India’s law sets a higher bar for protection than in some other countries, limiting the ability of companies to get patents for new versions of drugs whose active ingredients were previously known unless they can show significant therapeutic benefit. U.S. and European patent laws more readily grant patents to updated versions regardless of whether they offer major improvements in efficacy over the original compounds. …
In 2006, India’s patent office refused to give Novartis AG a patent for Glivec, an extremely effective drug for a rare cancer. The patent office argued that the drug’s active ingredient was already known before the development of Glivec, and that it wasn’t significantly more effective than the earlier version. …
In 2012, India’s Intellectual Property Appellate Board revoked a Roche Holding AG patent for a hepatitis C drug saying technology involved in the drug’s invention was “obvious” and could be replicated easily. …
As Anand reports, the complaint among pharma companies in the US is usually the reverse:
[the US] patent office granted monopoly protection too easily for innovations that didn’t represent major advances over existing medicines or known science, a practice known as “evergreening.”
Longer-acting versions of old medicines were given patents, allowing their manufacturers to market them as better than the older versions, whose patents had expired—and whose prices were cheap. The collective effect of a low bar for patents drives up healthcare costs and insurance premiums for patients.

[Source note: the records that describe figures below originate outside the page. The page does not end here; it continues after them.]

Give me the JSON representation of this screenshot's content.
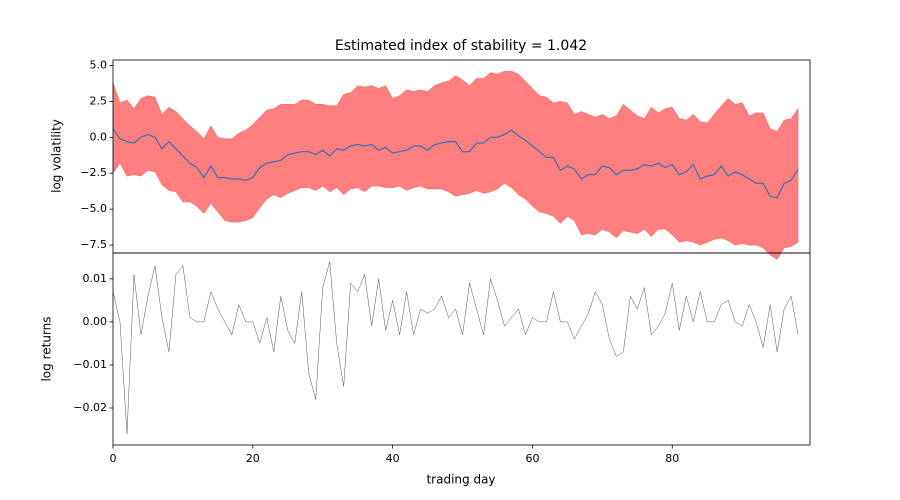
{
  "chart_data": [
    {
      "type": "band-line",
      "title": "Estimated index of stability = 1.042",
      "ylabel": "log volatility",
      "x": [
        0,
        1,
        2,
        3,
        4,
        5,
        6,
        7,
        8,
        9,
        10,
        11,
        12,
        13,
        14,
        15,
        16,
        17,
        18,
        19,
        20,
        21,
        22,
        23,
        24,
        25,
        26,
        27,
        28,
        29,
        30,
        31,
        32,
        33,
        34,
        35,
        36,
        37,
        38,
        39,
        40,
        41,
        42,
        43,
        44,
        45,
        46,
        47,
        48,
        49,
        50,
        51,
        52,
        53,
        54,
        55,
        56,
        57,
        58,
        59,
        60,
        61,
        62,
        63,
        64,
        65,
        66,
        67,
        68,
        69,
        70,
        71,
        72,
        73,
        74,
        75,
        76,
        77,
        78,
        79,
        80,
        81,
        82,
        83,
        84,
        85,
        86,
        87,
        88,
        89,
        90,
        91,
        92,
        93,
        94,
        95,
        96,
        97,
        98
      ],
      "band": {
        "color": "#ff0000",
        "opacity": 0.5,
        "upper": [
          3.8,
          2.4,
          2.6,
          2.0,
          2.7,
          2.9,
          2.8,
          1.6,
          2.1,
          1.8,
          1.3,
          0.8,
          0.4,
          -0.1,
          0.8,
          0.0,
          -0.1,
          -0.1,
          0.3,
          0.5,
          0.9,
          1.4,
          1.9,
          2.0,
          2.3,
          2.3,
          2.3,
          2.6,
          2.6,
          2.3,
          2.3,
          2.2,
          2.2,
          3.0,
          3.1,
          3.6,
          3.5,
          3.6,
          3.4,
          3.6,
          2.7,
          2.9,
          3.3,
          3.2,
          3.3,
          3.2,
          3.6,
          3.8,
          3.9,
          4.3,
          4.0,
          3.6,
          4.1,
          4.1,
          4.5,
          4.4,
          4.6,
          4.6,
          4.4,
          3.9,
          3.4,
          2.9,
          2.8,
          2.4,
          2.5,
          2.4,
          1.6,
          1.8,
          1.6,
          1.4,
          1.6,
          1.3,
          1.5,
          2.3,
          1.9,
          1.5,
          1.3,
          2.1,
          1.7,
          2.0,
          2.1,
          1.3,
          1.2,
          1.6,
          1.1,
          1.0,
          1.6,
          2.2,
          2.7,
          2.3,
          2.4,
          1.5,
          1.7,
          1.7,
          0.6,
          0.4,
          1.2,
          1.3,
          2.0
        ],
        "lower": [
          -2.5,
          -1.8,
          -2.7,
          -2.6,
          -2.7,
          -2.3,
          -2.4,
          -3.3,
          -3.7,
          -3.8,
          -4.5,
          -4.5,
          -4.8,
          -5.3,
          -4.6,
          -5.2,
          -5.8,
          -5.9,
          -5.9,
          -5.8,
          -5.6,
          -4.9,
          -4.3,
          -4.0,
          -4.2,
          -3.9,
          -3.7,
          -3.5,
          -3.5,
          -3.7,
          -3.4,
          -3.8,
          -3.5,
          -4.0,
          -3.6,
          -3.5,
          -3.8,
          -3.4,
          -3.4,
          -3.5,
          -3.5,
          -3.4,
          -3.7,
          -3.5,
          -3.4,
          -3.6,
          -3.6,
          -3.6,
          -3.8,
          -4.1,
          -4.0,
          -3.9,
          -3.7,
          -3.9,
          -3.8,
          -3.6,
          -3.2,
          -3.5,
          -4.0,
          -4.3,
          -4.8,
          -5.2,
          -5.3,
          -5.5,
          -6.0,
          -5.5,
          -5.8,
          -6.8,
          -6.7,
          -6.8,
          -6.4,
          -6.6,
          -7.0,
          -6.5,
          -6.6,
          -6.7,
          -6.4,
          -6.9,
          -6.4,
          -6.4,
          -6.8,
          -7.3,
          -7.2,
          -7.3,
          -7.5,
          -7.3,
          -7.1,
          -7.0,
          -7.2,
          -7.5,
          -7.4,
          -7.5,
          -7.5,
          -7.7,
          -8.2,
          -8.5,
          -7.7,
          -7.6,
          -7.3
        ]
      },
      "series": [
        {
          "color": "#3b6fb6",
          "width": 1.2,
          "values": [
            0.6,
            -0.1,
            -0.3,
            -0.4,
            0.0,
            0.2,
            0.0,
            -0.8,
            -0.3,
            -0.8,
            -1.3,
            -1.8,
            -2.1,
            -2.8,
            -2.0,
            -2.8,
            -2.8,
            -2.9,
            -2.9,
            -3.0,
            -2.8,
            -2.1,
            -1.8,
            -1.7,
            -1.6,
            -1.2,
            -1.1,
            -1.0,
            -1.0,
            -1.2,
            -0.9,
            -1.3,
            -0.8,
            -0.9,
            -0.6,
            -0.5,
            -0.6,
            -0.5,
            -0.9,
            -0.7,
            -1.1,
            -1.0,
            -0.9,
            -0.6,
            -0.6,
            -0.9,
            -0.5,
            -0.4,
            -0.3,
            -0.3,
            -1.0,
            -1.0,
            -0.4,
            -0.4,
            0.0,
            0.0,
            0.2,
            0.5,
            0.1,
            -0.2,
            -0.6,
            -1.0,
            -1.4,
            -1.4,
            -2.3,
            -2.0,
            -2.2,
            -2.9,
            -2.6,
            -2.6,
            -2.0,
            -2.1,
            -2.6,
            -2.3,
            -2.3,
            -2.2,
            -1.9,
            -2.0,
            -1.8,
            -2.1,
            -1.9,
            -2.6,
            -2.4,
            -1.9,
            -2.9,
            -2.7,
            -2.6,
            -2.0,
            -2.7,
            -2.4,
            -2.6,
            -2.9,
            -3.2,
            -3.2,
            -4.1,
            -4.2,
            -3.2,
            -3.0,
            -2.2
          ]
        }
      ],
      "xlim": [
        0,
        99.7
      ],
      "ylim": [
        -8.05,
        5.38
      ],
      "yticks": [
        {
          "value": -7.5,
          "label": "−7.5"
        },
        {
          "value": -5,
          "label": "−5.0"
        },
        {
          "value": -2.5,
          "label": "−2.5"
        },
        {
          "value": 0,
          "label": "0.0"
        },
        2.5,
        {
          "value": 5,
          "label": "5.0"
        }
      ]
    },
    {
      "type": "line",
      "ylabel": "log returns",
      "xlabel": "trading day",
      "x": [
        0,
        1,
        2,
        3,
        4,
        5,
        6,
        7,
        8,
        9,
        10,
        11,
        12,
        13,
        14,
        15,
        16,
        17,
        18,
        19,
        20,
        21,
        22,
        23,
        24,
        25,
        26,
        27,
        28,
        29,
        30,
        31,
        32,
        33,
        34,
        35,
        36,
        37,
        38,
        39,
        40,
        41,
        42,
        43,
        44,
        45,
        46,
        47,
        48,
        49,
        50,
        51,
        52,
        53,
        54,
        55,
        56,
        57,
        58,
        59,
        60,
        61,
        62,
        63,
        64,
        65,
        66,
        67,
        68,
        69,
        70,
        71,
        72,
        73,
        74,
        75,
        76,
        77,
        78,
        79,
        80,
        81,
        82,
        83,
        84,
        85,
        86,
        87,
        88,
        89,
        90,
        91,
        92,
        93,
        94,
        95,
        96,
        97,
        98
      ],
      "series": [
        {
          "color": "#555555",
          "width": 0.5,
          "values": [
            0.007,
            0.0,
            -0.026,
            0.011,
            -0.003,
            0.006,
            0.013,
            0.001,
            -0.007,
            0.011,
            0.013,
            0.001,
            0.0,
            0.0,
            0.007,
            0.003,
            0.0,
            -0.003,
            0.004,
            0.0,
            0.0,
            -0.005,
            0.001,
            -0.007,
            0.006,
            -0.002,
            -0.005,
            0.007,
            -0.012,
            -0.018,
            0.008,
            0.014,
            -0.005,
            -0.015,
            0.009,
            0.007,
            0.011,
            -0.001,
            0.01,
            -0.002,
            0.005,
            -0.003,
            0.007,
            -0.003,
            0.003,
            0.002,
            0.003,
            0.006,
            0.001,
            0.003,
            -0.003,
            0.009,
            0.003,
            -0.003,
            0.01,
            0.005,
            -0.001,
            0.001,
            0.003,
            -0.003,
            0.001,
            0.0,
            0.0,
            0.007,
            0.0,
            0.0,
            -0.004,
            -0.001,
            0.002,
            0.007,
            0.004,
            -0.004,
            -0.008,
            -0.007,
            0.006,
            0.003,
            0.008,
            -0.003,
            -0.001,
            0.002,
            0.009,
            -0.002,
            0.006,
            0.0,
            0.007,
            0.0,
            0.0,
            0.004,
            0.005,
            0.0,
            -0.001,
            0.004,
            0.0,
            -0.006,
            0.004,
            -0.007,
            0.003,
            0.006,
            -0.003
          ]
        }
      ],
      "xlim": [
        0,
        99.7
      ],
      "ylim": [
        -0.0286,
        0.016
      ],
      "xticks": [
        0,
        20,
        40,
        60,
        80
      ],
      "yticks": [
        {
          "value": -0.02,
          "label": "−0.02"
        },
        {
          "value": -0.01,
          "label": "−0.01"
        },
        {
          "value": 0,
          "label": "0.00"
        },
        0.01
      ]
    }
  ]
}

Anand concludes that India’s right:
To be sure, India’s patent office and courts can be arbitrary at times—and their individual decisions may not always be above reproach.
But taken together, India’s efforts to set a high standard for patents on life-saving medicines whose costs are often beyond reach of the majority of the population should be applauded and defended against attacks from the West.

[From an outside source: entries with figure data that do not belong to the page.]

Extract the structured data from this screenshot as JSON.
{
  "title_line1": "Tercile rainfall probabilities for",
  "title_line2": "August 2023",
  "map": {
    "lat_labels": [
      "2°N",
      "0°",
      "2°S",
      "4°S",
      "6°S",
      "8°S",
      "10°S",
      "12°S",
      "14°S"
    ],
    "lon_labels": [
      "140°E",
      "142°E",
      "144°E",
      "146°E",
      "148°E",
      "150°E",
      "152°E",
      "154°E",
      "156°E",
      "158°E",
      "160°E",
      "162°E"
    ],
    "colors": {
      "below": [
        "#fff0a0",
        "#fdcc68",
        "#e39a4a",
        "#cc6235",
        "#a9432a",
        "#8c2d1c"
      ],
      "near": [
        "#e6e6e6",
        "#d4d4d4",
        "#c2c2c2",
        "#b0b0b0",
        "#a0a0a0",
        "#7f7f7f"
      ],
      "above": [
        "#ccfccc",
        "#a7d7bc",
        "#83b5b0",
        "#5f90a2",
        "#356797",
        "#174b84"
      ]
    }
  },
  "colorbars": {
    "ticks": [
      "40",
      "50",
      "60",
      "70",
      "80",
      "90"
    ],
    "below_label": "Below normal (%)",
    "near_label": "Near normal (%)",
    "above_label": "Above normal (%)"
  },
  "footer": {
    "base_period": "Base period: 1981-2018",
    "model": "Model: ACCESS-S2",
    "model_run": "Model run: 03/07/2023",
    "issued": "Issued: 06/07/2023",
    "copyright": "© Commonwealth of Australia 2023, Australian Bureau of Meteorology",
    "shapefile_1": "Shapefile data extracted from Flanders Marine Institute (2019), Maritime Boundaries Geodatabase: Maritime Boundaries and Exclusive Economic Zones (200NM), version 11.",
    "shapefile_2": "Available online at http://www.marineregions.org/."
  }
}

In both India and the US, I suspect that the regulatory environment will to some degree reflect regulatory capture: Both countries have huge incentives to protect their own industries from foreign competition. But assume an entirely corruption-free regulatory environment and decisions that are truly made in the best interests of the public.
To whom should pharmaceutical patents be awarded, how long should they last, and why?
Can these rules be generalized to other forms of intellectual property?